5.2.4 Comparison between circuit implementations

The cost of contraction depends not only on the quantum algorithm we are solving, but also on how it is implemented as a quantum circuit. The same algorithm can have very different implementations depending on the gate set used or the optimizations carried out by the compiler. When analyzing experimental results, it can be misleading to rely only on the name of the algorithm solved (QFT, Grover, QPE, etc.). Various implementations of these algorithms can result in contraction costs that differ by several orders of magnitude. This section compares the contraction costs of different circuits implementing the same algorithm: QFT. A circuit of this type, obtained from [51], serves as a reference. From this base, four other circuits were generated, named qft_p0, qft_p1, qft_p2, and qft_p3, each using a different set of gates. The four circuits were generated using Qiskit’s transpile compilation function with the same parameters and optimization level 3. The gate set used for each circuit is detailed as follows:

  • qft_p0: id, u1, u2, u3, cx.

  • qft_p1: id, rz, sx, x, cx, reset.

  • qft_p2: id, rz, sx, x, cz, reset.

  • qft_p3: rz, sx, x, ecr.

Fig. 3
figure 3

Comparison of the unitary simulation time of the reference QFT circuit versus four compiled variants using the iterative method in the FTDD tool

Full size image

Figure 3 shows the contraction times of these circuits using the iterative algorithm. The figure illustrates the enormous influence that the gates used to implement a circuit can have on the contraction cost, which in the case shown is several orders of magnitude. For instance, the reference circuit, with 8 qubits, has a contraction cost of 0.95 seconds, while the qft_p3 circuit, with the same number of qubits, has a cost of 1539.17 seconds. The figure illustrates that the size of circuits, range of contracted tensors, and savings achievable through TDDs vary significantly depending on the gates utilized.

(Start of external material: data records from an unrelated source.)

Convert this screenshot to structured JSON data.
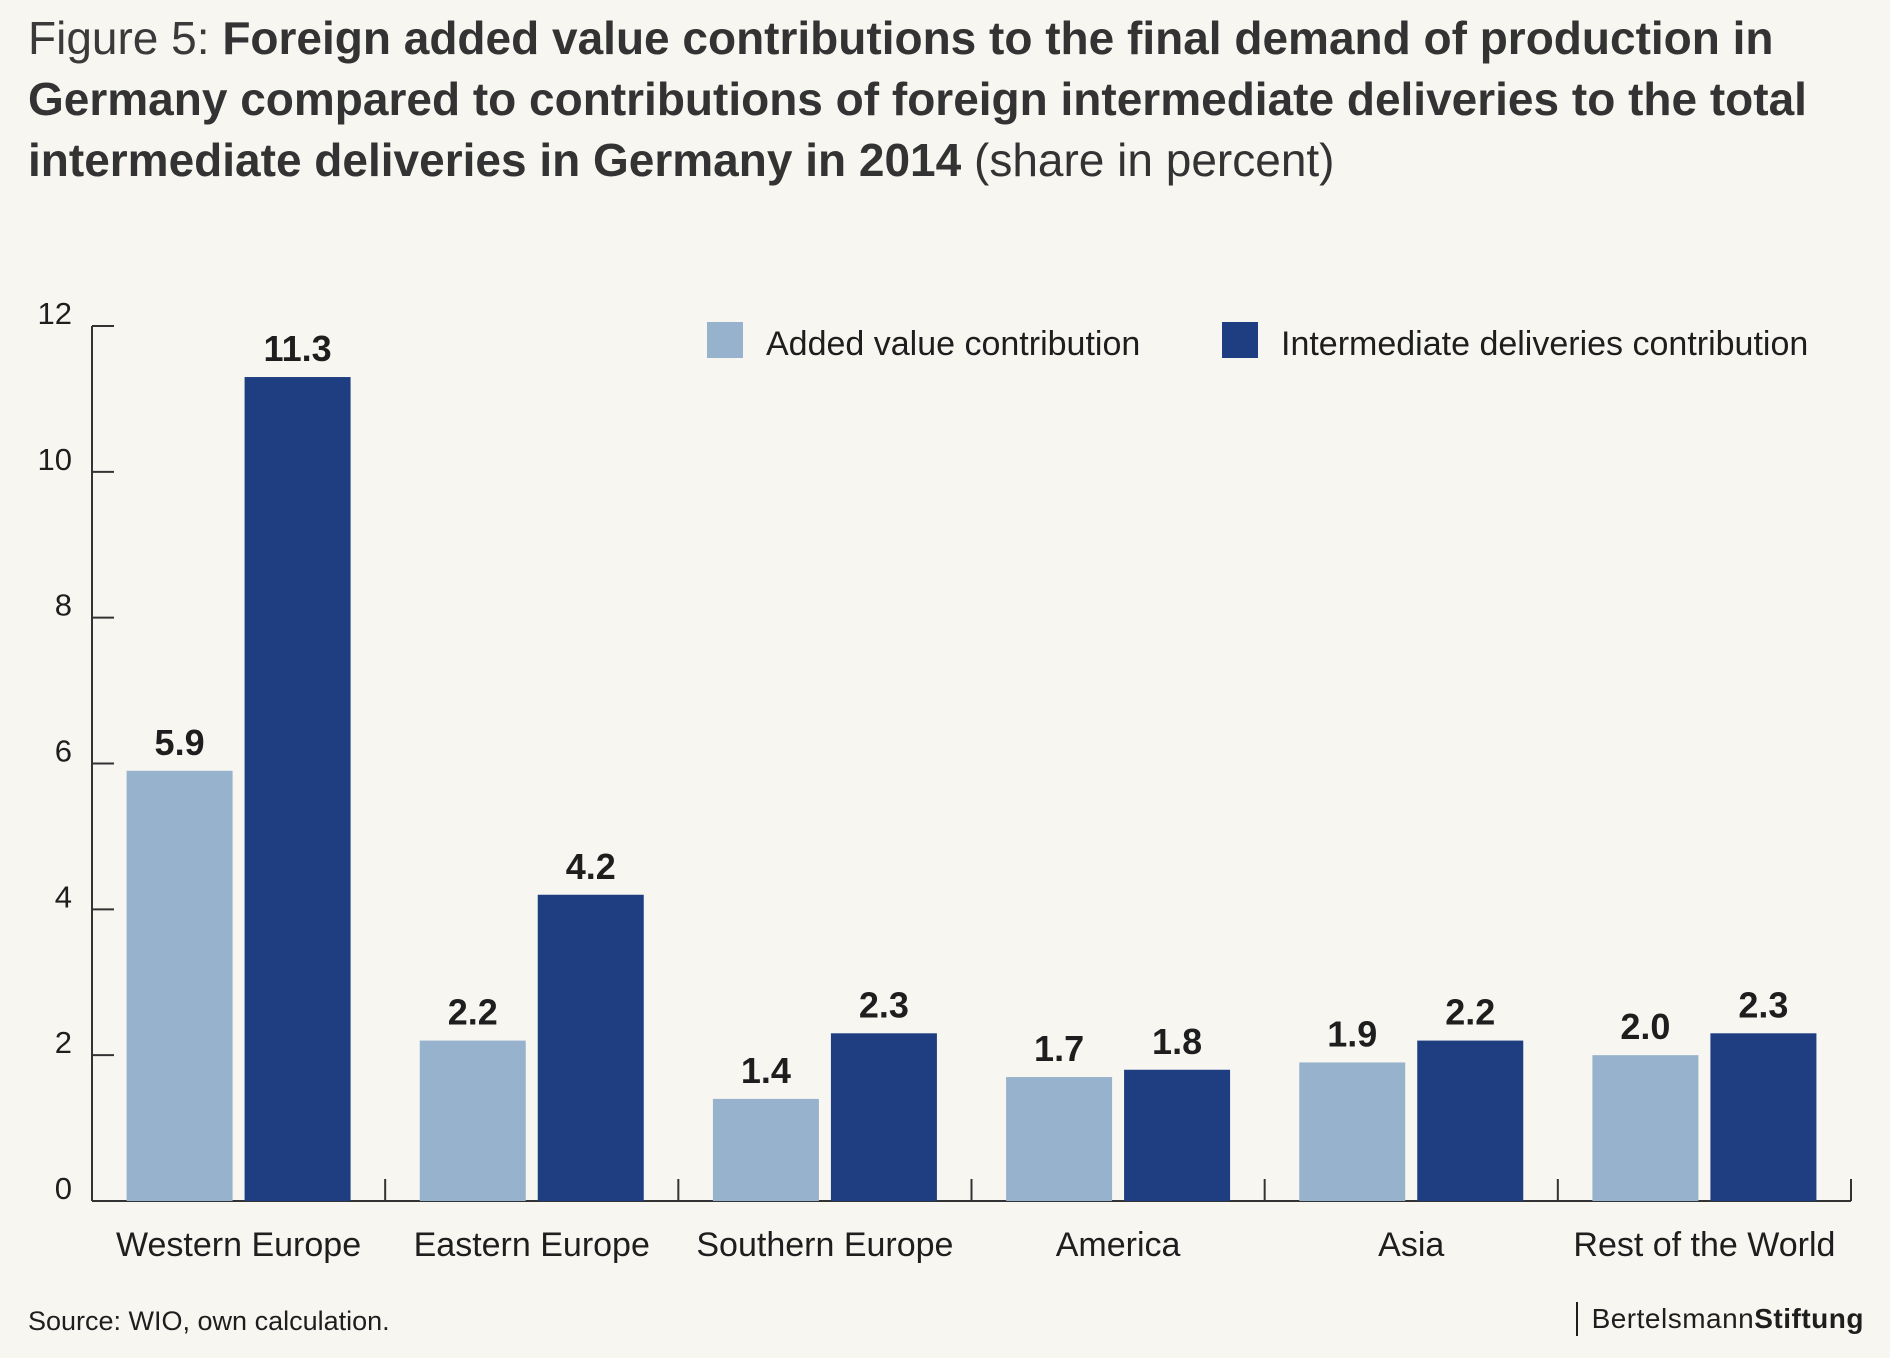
{
  "title": {
    "prefix": "Figure 5: ",
    "main": "Foreign added value contributions to the final demand of production in Germany compared to contributions of foreign intermediate deliveries to the total intermediate deliveries in Germany in 2014",
    "unit": " (share in percent)"
  },
  "source": "Source: WIO, own calculation.",
  "brand": {
    "light": "Bertelsmann",
    "bold": "Stiftung"
  },
  "colors": {
    "background": "#f7f6f1",
    "added_value": "#97b2cc",
    "intermediate": "#1f3e82",
    "axis": "#333333",
    "text": "#1e1e1e"
  },
  "chart_data": {
    "type": "bar",
    "categories": [
      "Western Europe",
      "Eastern Europe",
      "Southern Europe",
      "America",
      "Asia",
      "Rest of the World"
    ],
    "series": [
      {
        "name": "Added value contribution",
        "values": [
          5.9,
          2.2,
          1.4,
          1.7,
          1.9,
          2.0
        ],
        "labels": [
          "5.9",
          "2.2",
          "1.4",
          "1.7",
          "1.9",
          "2.0"
        ]
      },
      {
        "name": "Intermediate deliveries contribution",
        "values": [
          11.3,
          4.2,
          2.3,
          1.8,
          2.2,
          2.3
        ],
        "labels": [
          "11.3",
          "4.2",
          "2.3",
          "1.8",
          "2.2",
          "2.3"
        ]
      }
    ],
    "ylim": [
      0,
      12
    ],
    "yticks": [
      0,
      2,
      4,
      6,
      8,
      10,
      12
    ],
    "ytick_labels": [
      "0",
      "2",
      "4",
      "6",
      "8",
      "10",
      "12"
    ],
    "xlabel": "",
    "ylabel": "",
    "grid": false,
    "legend_position": "top-right"
  }
}
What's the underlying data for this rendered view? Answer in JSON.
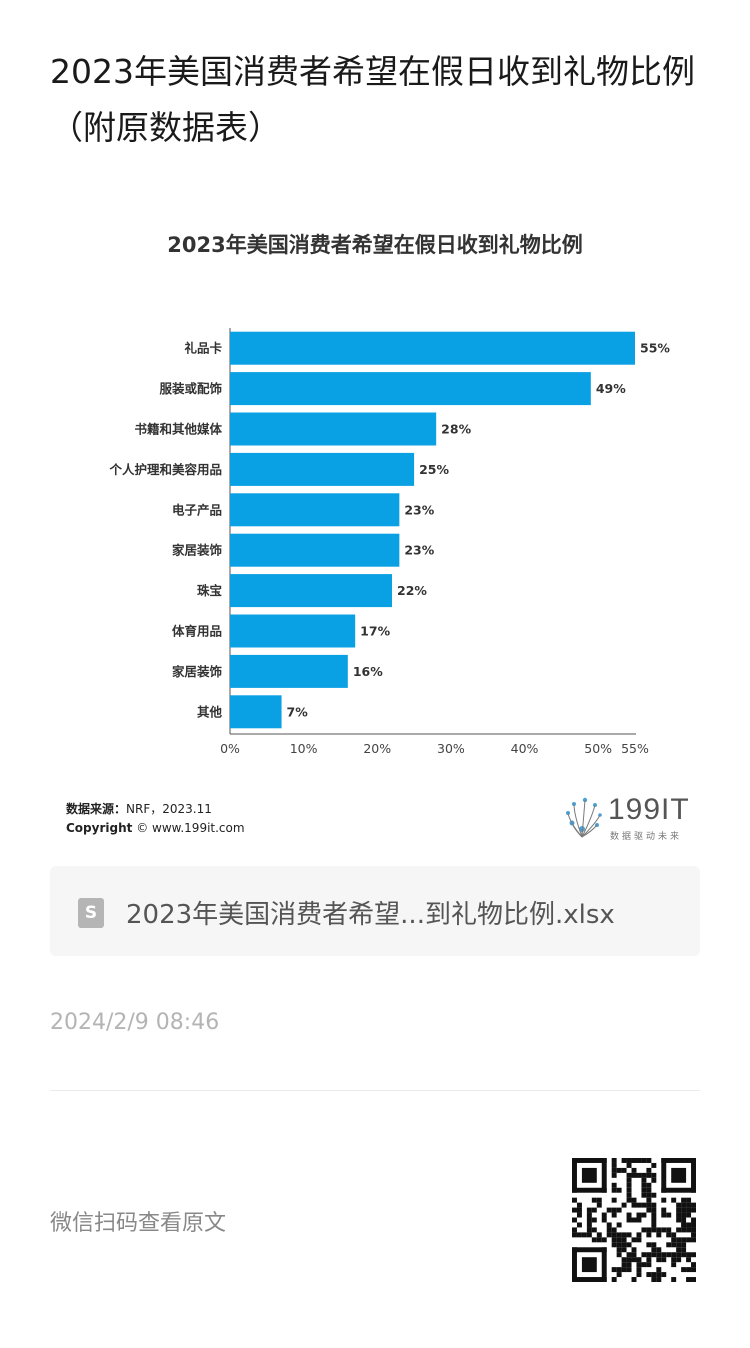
{
  "article": {
    "title": "2023年美国消费者希望在假日收到礼物比例（附原数据表）"
  },
  "chart_data": {
    "type": "bar",
    "orientation": "horizontal",
    "title": "2023年美国消费者希望在假日收到礼物比例",
    "categories": [
      "礼品卡",
      "服装或配饰",
      "书籍和其他媒体",
      "个人护理和美容用品",
      "电子产品",
      "家居装饰",
      "珠宝",
      "体育用品",
      "家居装饰",
      "其他"
    ],
    "values": [
      55,
      49,
      28,
      25,
      23,
      23,
      22,
      17,
      16,
      7
    ],
    "value_labels": [
      "55%",
      "49%",
      "28%",
      "25%",
      "23%",
      "23%",
      "22%",
      "17%",
      "16%",
      "7%"
    ],
    "x_ticks": [
      0,
      10,
      20,
      30,
      40,
      50,
      55
    ],
    "x_tick_labels": [
      "0%",
      "10%",
      "20%",
      "30%",
      "40%",
      "50%",
      "55%"
    ],
    "xlim": [
      0,
      55
    ],
    "bar_color": "#0aa0e4",
    "grid": false
  },
  "source": {
    "label": "数据来源：",
    "text": "NRF，2023.11",
    "copyright_label": "Copyright",
    "copyright_text": "© www.199it.com"
  },
  "logo": {
    "text": "199IT",
    "subtitle": "数据驱动未来"
  },
  "attachment": {
    "icon": "spreadsheet-file-icon",
    "icon_glyph": "S",
    "file_name": "2023年美国消费者希望...到礼物比例.xlsx"
  },
  "footer": {
    "timestamp": "2024/2/9 08:46",
    "qr_hint": "微信扫码查看原文"
  }
}
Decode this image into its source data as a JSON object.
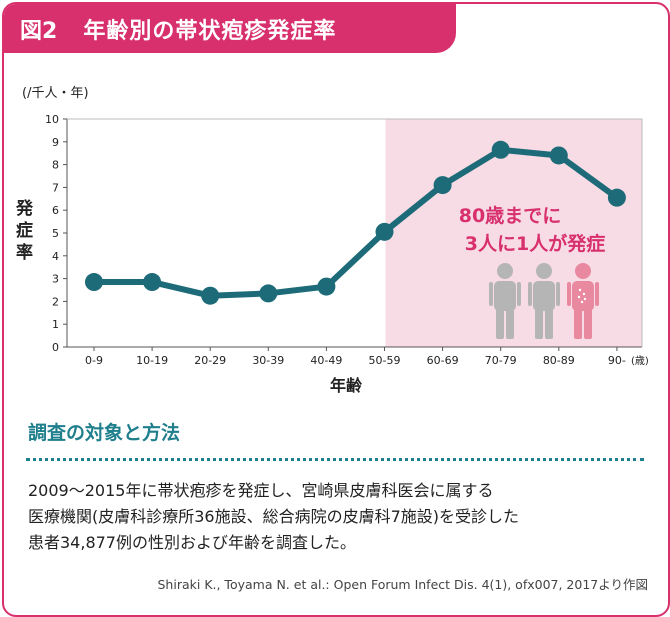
{
  "figure": {
    "number": "図2",
    "title": "年齢別の帯状疱疹発症率"
  },
  "chart_data": {
    "type": "line",
    "unit": "(/千人・年)",
    "ylabel": "発症率",
    "xlabel": "年齢",
    "x_unit": "(歳)",
    "categories": [
      "0-9",
      "10-19",
      "20-29",
      "30-39",
      "40-49",
      "50-59",
      "60-69",
      "70-79",
      "80-89",
      "90-"
    ],
    "values": [
      2.85,
      2.85,
      2.25,
      2.35,
      2.65,
      5.05,
      7.1,
      8.65,
      8.4,
      6.55
    ],
    "ylim": [
      0,
      10
    ],
    "yticks": [
      0,
      1,
      2,
      3,
      4,
      5,
      6,
      7,
      8,
      9,
      10
    ],
    "highlight_from_category": "50-59",
    "annotation_line1": "80歳までに",
    "annotation_line2": "3人に1人が発症",
    "colors": {
      "line": "#1d6b78",
      "highlight": "#f7dbe5",
      "accent": "#d8306d",
      "person_gray": "#b5b5b5",
      "person_pink": "#e8899f"
    }
  },
  "methods": {
    "heading": "調査の対象と方法",
    "line1": "2009〜2015年に帯状疱疹を発症し、宮崎県皮膚科医会に属する",
    "line2": "医療機関(皮膚科診療所36施設、総合病院の皮膚科7施設)を受診した",
    "line3": "患者34,877例の性別および年齢を調査した。"
  },
  "citation": "Shiraki K., Toyama N. et al.: Open Forum Infect Dis. 4(1), ofx007, 2017より作図"
}
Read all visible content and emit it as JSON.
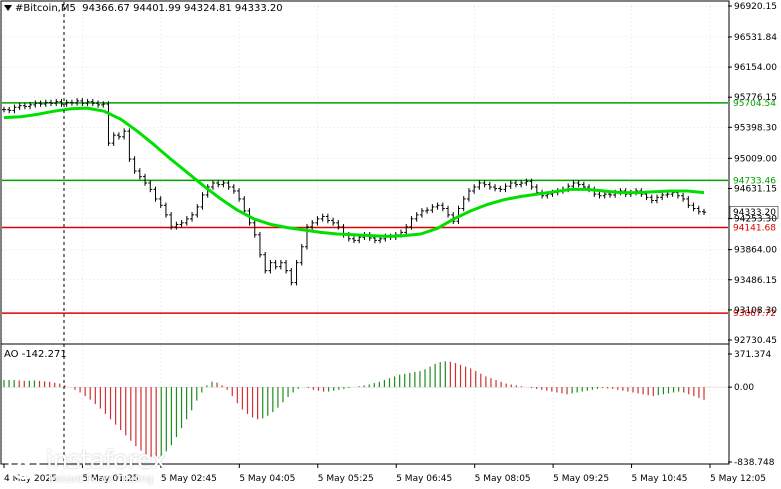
{
  "header": {
    "symbol": "#Bitcoin,M5",
    "open": "94366.67",
    "high": "94401.99",
    "low": "94324.81",
    "close": "94333.20"
  },
  "chart_data": [
    {
      "type": "line",
      "title": "#Bitcoin,M5",
      "ylim": [
        92730.45,
        96920.15
      ],
      "price_ticks": [
        "96920.15",
        "96531.84",
        "96154.00",
        "95776.15",
        "95398.30",
        "95009.00",
        "94631.15",
        "94253.30",
        "93864.00",
        "93486.15",
        "93108.30",
        "92730.45"
      ],
      "time_labels": [
        "4 May 2025",
        "5 May 01:25",
        "5 May 02:45",
        "5 May 04:05",
        "5 May 05:25",
        "5 May 06:45",
        "5 May 08:05",
        "5 May 09:25",
        "5 May 10:45",
        "5 May 12:05"
      ],
      "levels": [
        {
          "label": "95704.54",
          "value": 95704.54,
          "color": "#00a000"
        },
        {
          "label": "94733.46",
          "value": 94733.46,
          "color": "#00a000"
        },
        {
          "label": "94141.68",
          "value": 94141.68,
          "color": "#e00000"
        },
        {
          "label": "93067.72",
          "value": 93067.72,
          "color": "#e00000"
        }
      ],
      "current_price": {
        "label": "94333.20",
        "value": 94333.2
      },
      "price_series": [
        95620,
        95610,
        95650,
        95670,
        95660,
        95680,
        95700,
        95690,
        95710,
        95700,
        95720,
        95690,
        95710,
        95705,
        95730,
        95700,
        95720,
        95700,
        95680,
        95690,
        95200,
        95300,
        95280,
        95350,
        95000,
        94850,
        94780,
        94700,
        94620,
        94500,
        94420,
        94300,
        94150,
        94180,
        94200,
        94250,
        94300,
        94400,
        94550,
        94650,
        94700,
        94680,
        94700,
        94650,
        94600,
        94500,
        94350,
        94200,
        94050,
        93800,
        93600,
        93700,
        93650,
        93700,
        93600,
        93450,
        93700,
        93900,
        94150,
        94200,
        94250,
        94280,
        94230,
        94200,
        94150,
        94050,
        94000,
        93980,
        94020,
        94050,
        94010,
        93980,
        94000,
        94030,
        94020,
        94050,
        94080,
        94150,
        94250,
        94300,
        94350,
        94360,
        94400,
        94420,
        94380,
        94300,
        94220,
        94380,
        94500,
        94600,
        94650,
        94700,
        94680,
        94650,
        94630,
        94620,
        94660,
        94700,
        94680,
        94700,
        94720,
        94650,
        94580,
        94540,
        94560,
        94580,
        94600,
        94620,
        94660,
        94700,
        94680,
        94650,
        94620,
        94560,
        94540,
        94560,
        94550,
        94580,
        94600,
        94560,
        94580,
        94600,
        94560,
        94520,
        94480,
        94520,
        94550,
        94560,
        94580,
        94540,
        94500,
        94420,
        94380,
        94340,
        94333.2
      ],
      "ma_series": [
        95520,
        95530,
        95560,
        95600,
        95630,
        95640,
        95600,
        95500,
        95350,
        95180,
        95000,
        94830,
        94660,
        94500,
        94360,
        94250,
        94180,
        94140,
        94110,
        94080,
        94060,
        94050,
        94040,
        94030,
        94040,
        94060,
        94130,
        94250,
        94350,
        94430,
        94490,
        94530,
        94560,
        94590,
        94620,
        94620,
        94600,
        94580,
        94580,
        94590,
        94600,
        94600,
        94580
      ]
    },
    {
      "type": "bar",
      "title": "AO -142.271",
      "ylim": [
        -838.748,
        371.374
      ],
      "y_ticks": [
        "371.374",
        "0.00",
        "-838.748"
      ],
      "values": [
        80,
        80,
        80,
        75,
        70,
        72,
        75,
        70,
        65,
        60,
        50,
        40,
        20,
        0,
        -30,
        -60,
        -100,
        -140,
        -190,
        -240,
        -300,
        -360,
        -420,
        -480,
        -540,
        -600,
        -660,
        -710,
        -750,
        -780,
        -800,
        -780,
        -720,
        -650,
        -560,
        -460,
        -360,
        -260,
        -150,
        -60,
        20,
        60,
        50,
        20,
        -30,
        -100,
        -180,
        -250,
        -300,
        -340,
        -360,
        -350,
        -320,
        -280,
        -230,
        -170,
        -110,
        -60,
        -20,
        0,
        -10,
        -30,
        -40,
        -50,
        -50,
        -40,
        -30,
        -20,
        -10,
        0,
        10,
        20,
        30,
        45,
        60,
        80,
        100,
        120,
        140,
        150,
        160,
        170,
        180,
        200,
        230,
        260,
        280,
        290,
        285,
        270,
        250,
        230,
        210,
        180,
        150,
        120,
        100,
        80,
        60,
        40,
        30,
        20,
        10,
        0,
        -10,
        -20,
        -30,
        -40,
        -50,
        -60,
        -70,
        -80,
        -70,
        -60,
        -50,
        -40,
        -30,
        -20,
        -10,
        -15,
        -20,
        -30,
        -40,
        -50,
        -60,
        -70,
        -80,
        -90,
        -100,
        -90,
        -80,
        -70,
        -60,
        -50,
        -60,
        -80,
        -100,
        -120,
        -142.271
      ]
    }
  ],
  "ao": {
    "label": "AO -142.271"
  },
  "logo": {
    "name": "instaforex",
    "tagline": "Instant Forex Trading",
    "icon": "instaforex-logo-icon"
  },
  "colors": {
    "grid": "#c8c8c8",
    "price": "#000000",
    "ma": "#00e000",
    "support_resistance_green": "#00a000",
    "support_resistance_red": "#e00000",
    "ao_up": "#1e8c1e",
    "ao_down": "#d03030"
  }
}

6 Conclusions and future work

In this work, we have implemented and evaluated two methods based on DDs to order the contractions of tensor networks using the FTDD tool: iterative and blocks methods. TDDs combine the advantages of tensor networks with the use of DDs to reduce the time and spatial cost of contraction. The iterative method reduces the average size of the intermediate diagrams produced during contraction, thereby decreasing the spatial and temporal cost of the process. The blocks method detects and exploits the iterative structure of many quantum circuits to avoid repeating a large number of costly contractions. Experiments on a variety of quantum circuits show that in many cases the proposed methods improve the temporal and spatial performance of other well-known methods such as sequential or cot orders. In particular, the blocks method achieves significant cost reductions for circuits such as those that implement quantum walks or the Grover algorithm.

Finally, the results indicate that the proposed methods utilizing the FTDD tool can reduce the cost of building a representation of the full functionality of a quantum circuit when compared to well-known tools such as quimb that rely on matrix operations. Moreover, the comparison of different simulation tools indicates that DD-based tools, such as FTDD or DDSIM, reduce the simulation time of well-known tools using matrices, such as quimb and GTN. Besides, using DDs much larger circuits can be simulated.

As a future goal, we aim to develop methods to simulate efficiently quantum circuits on classical computers using TDDs. One way to achieve this is by applying parallelization techniques at different levels of quantum circuit simulation. These levels include parallelizing a single contraction between two tensors, parallelizing contractions of different groups of tensors, and applying slicing to the tensor network and parallelizing the contraction of the resulting sub-tensor networks. By combining TDDs with these parallelizing strategies, we intend to reduce the spatial cost of contracting the tensor network and simulate larger circuits.